Robust control of active magnetic bearing rotors and bearingless machines

Abstract

This doctoral dissertation addresses the challenge of designing robust, scalable, and experimentally validated control strategies for high-speed bearingless machines and active magnetic bearing (AMB) systems operating under industrially relevant conditions. The work focuses on managing cross-coupling effects, structural flexibility, and operational uncertainties in applications such as kinetic compressors and precision linear motion platforms. The proposed methodology integrates finite element modeling (FEM), modal reduction, and signal-based H∞ and LPV H∞ control synthesis. The mechanical models incorporate FEM-based lookup tables for electromagnetic force and inductance, dependent on angular displacement, current, and air gap eccentricity. The control design process includes frequency-domain performance shaping and worst-case disturbance rejection, with experimental validation on several systems including a three-AMB drivetrain, bearingless compressors, and a magnetically levitated linear motion platform.

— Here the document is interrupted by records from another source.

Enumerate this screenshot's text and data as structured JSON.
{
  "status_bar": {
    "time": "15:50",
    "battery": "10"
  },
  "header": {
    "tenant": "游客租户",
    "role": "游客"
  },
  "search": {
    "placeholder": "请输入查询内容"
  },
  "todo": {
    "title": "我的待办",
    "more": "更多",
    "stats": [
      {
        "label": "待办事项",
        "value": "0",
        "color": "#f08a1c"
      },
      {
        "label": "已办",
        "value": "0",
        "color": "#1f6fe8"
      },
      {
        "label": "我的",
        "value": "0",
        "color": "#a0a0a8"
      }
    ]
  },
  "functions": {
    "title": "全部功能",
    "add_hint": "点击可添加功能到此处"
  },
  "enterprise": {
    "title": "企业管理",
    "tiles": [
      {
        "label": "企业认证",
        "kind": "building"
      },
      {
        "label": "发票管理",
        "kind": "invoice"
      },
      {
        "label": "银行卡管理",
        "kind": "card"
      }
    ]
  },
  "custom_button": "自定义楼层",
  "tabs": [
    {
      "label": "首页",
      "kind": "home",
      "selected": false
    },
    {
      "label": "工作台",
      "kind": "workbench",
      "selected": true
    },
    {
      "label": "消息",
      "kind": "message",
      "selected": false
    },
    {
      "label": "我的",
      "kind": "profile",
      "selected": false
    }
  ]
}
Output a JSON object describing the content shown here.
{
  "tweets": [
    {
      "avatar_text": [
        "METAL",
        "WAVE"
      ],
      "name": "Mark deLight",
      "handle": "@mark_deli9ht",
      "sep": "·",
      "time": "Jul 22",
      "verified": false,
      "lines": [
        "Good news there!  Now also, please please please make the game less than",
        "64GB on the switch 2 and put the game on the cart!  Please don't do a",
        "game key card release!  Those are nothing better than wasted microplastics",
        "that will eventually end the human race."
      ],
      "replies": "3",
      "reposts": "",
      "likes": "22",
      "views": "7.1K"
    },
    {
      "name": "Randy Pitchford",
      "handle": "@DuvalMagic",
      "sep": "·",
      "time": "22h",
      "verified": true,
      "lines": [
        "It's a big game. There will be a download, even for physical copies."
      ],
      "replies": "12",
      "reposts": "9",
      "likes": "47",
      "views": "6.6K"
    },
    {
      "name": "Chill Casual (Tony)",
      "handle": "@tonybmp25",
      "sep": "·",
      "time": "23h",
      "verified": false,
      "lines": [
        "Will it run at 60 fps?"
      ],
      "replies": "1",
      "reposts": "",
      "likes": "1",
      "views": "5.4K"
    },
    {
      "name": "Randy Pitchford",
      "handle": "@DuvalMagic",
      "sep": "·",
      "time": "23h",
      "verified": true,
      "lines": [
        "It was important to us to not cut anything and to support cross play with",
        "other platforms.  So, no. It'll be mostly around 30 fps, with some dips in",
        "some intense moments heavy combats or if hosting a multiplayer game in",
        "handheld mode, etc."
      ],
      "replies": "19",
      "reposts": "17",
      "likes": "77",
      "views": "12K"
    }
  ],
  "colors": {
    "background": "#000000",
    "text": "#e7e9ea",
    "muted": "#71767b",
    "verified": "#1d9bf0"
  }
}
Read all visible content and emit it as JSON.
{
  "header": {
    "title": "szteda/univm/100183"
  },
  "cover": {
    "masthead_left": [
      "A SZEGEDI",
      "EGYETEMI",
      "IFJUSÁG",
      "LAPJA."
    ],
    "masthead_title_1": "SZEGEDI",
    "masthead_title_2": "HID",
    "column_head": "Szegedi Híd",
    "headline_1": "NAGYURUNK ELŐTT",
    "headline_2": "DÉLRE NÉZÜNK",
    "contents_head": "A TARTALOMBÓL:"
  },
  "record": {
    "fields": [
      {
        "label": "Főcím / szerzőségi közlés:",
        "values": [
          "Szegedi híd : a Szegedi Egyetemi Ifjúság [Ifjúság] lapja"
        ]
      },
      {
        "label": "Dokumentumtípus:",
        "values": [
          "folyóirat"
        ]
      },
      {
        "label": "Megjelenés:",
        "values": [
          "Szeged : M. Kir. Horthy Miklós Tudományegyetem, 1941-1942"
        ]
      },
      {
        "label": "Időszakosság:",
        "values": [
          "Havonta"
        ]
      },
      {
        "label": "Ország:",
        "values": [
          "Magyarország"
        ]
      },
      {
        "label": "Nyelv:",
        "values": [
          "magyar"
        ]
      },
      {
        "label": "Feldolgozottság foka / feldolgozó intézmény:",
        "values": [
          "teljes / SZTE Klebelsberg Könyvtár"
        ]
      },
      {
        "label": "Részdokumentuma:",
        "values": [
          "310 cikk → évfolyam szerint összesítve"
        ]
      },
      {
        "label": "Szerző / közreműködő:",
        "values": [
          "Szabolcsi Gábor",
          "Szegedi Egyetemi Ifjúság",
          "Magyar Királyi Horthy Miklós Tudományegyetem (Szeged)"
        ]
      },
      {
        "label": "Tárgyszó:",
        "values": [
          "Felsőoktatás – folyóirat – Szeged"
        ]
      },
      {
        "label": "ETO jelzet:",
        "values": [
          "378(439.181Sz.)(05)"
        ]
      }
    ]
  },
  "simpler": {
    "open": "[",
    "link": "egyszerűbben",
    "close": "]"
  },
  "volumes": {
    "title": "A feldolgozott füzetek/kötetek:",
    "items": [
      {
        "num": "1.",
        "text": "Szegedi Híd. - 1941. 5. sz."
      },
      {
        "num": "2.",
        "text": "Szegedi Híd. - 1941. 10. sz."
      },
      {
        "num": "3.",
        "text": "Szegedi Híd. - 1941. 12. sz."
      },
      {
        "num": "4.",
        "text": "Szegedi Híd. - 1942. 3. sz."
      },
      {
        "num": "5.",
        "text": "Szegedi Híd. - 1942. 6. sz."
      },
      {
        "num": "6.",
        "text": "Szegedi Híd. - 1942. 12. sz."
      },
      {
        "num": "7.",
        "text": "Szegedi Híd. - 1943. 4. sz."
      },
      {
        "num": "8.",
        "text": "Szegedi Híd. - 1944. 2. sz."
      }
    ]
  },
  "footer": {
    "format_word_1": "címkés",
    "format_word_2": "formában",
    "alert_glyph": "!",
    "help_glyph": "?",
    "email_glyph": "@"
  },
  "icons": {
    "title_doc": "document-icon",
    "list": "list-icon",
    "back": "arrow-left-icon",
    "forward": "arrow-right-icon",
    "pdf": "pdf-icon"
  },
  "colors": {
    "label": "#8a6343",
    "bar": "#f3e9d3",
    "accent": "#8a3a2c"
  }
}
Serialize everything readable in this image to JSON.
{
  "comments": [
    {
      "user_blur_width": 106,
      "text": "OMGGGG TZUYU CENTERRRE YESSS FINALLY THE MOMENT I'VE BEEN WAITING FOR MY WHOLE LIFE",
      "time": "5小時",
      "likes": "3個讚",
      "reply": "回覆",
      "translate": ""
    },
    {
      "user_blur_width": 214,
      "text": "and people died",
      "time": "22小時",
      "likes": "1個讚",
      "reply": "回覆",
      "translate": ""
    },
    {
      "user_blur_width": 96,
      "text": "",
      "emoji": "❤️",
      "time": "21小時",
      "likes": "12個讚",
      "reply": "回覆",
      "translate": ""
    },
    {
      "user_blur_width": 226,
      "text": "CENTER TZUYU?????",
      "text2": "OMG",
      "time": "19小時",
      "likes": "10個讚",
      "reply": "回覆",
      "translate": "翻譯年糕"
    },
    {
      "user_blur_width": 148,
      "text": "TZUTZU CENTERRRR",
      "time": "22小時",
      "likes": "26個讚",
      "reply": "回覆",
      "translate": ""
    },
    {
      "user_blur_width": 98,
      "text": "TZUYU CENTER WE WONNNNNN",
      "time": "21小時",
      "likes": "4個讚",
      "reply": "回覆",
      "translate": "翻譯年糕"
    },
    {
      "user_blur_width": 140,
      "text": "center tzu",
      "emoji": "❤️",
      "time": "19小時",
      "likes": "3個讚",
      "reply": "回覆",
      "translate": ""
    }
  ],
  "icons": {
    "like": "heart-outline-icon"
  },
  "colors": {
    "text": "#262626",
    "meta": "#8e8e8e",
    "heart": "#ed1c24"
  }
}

The findings show that robust H∞ controllers synthesized at zero speed remain effective across a range of speeds. FEM-based models achieve close agreement with analytically derived force equations, supporting effective decoupling of suspension and motoring dynamics. Linear parameter-varying (LPV) H∞ controllers offer advantages in frequencydomain shaping but yield comparable time-domain performance for compact rotors. In high-temperature heat pump applications, bearingless motors outperform AMB-based solutions in terms of force density and energy efficiency. These contributions bridge the gap between theoretical robust control synthesis and practical deployment in levitated machines, providing validated tools and design strategies for both next-generation highspeed rotating and linear machines.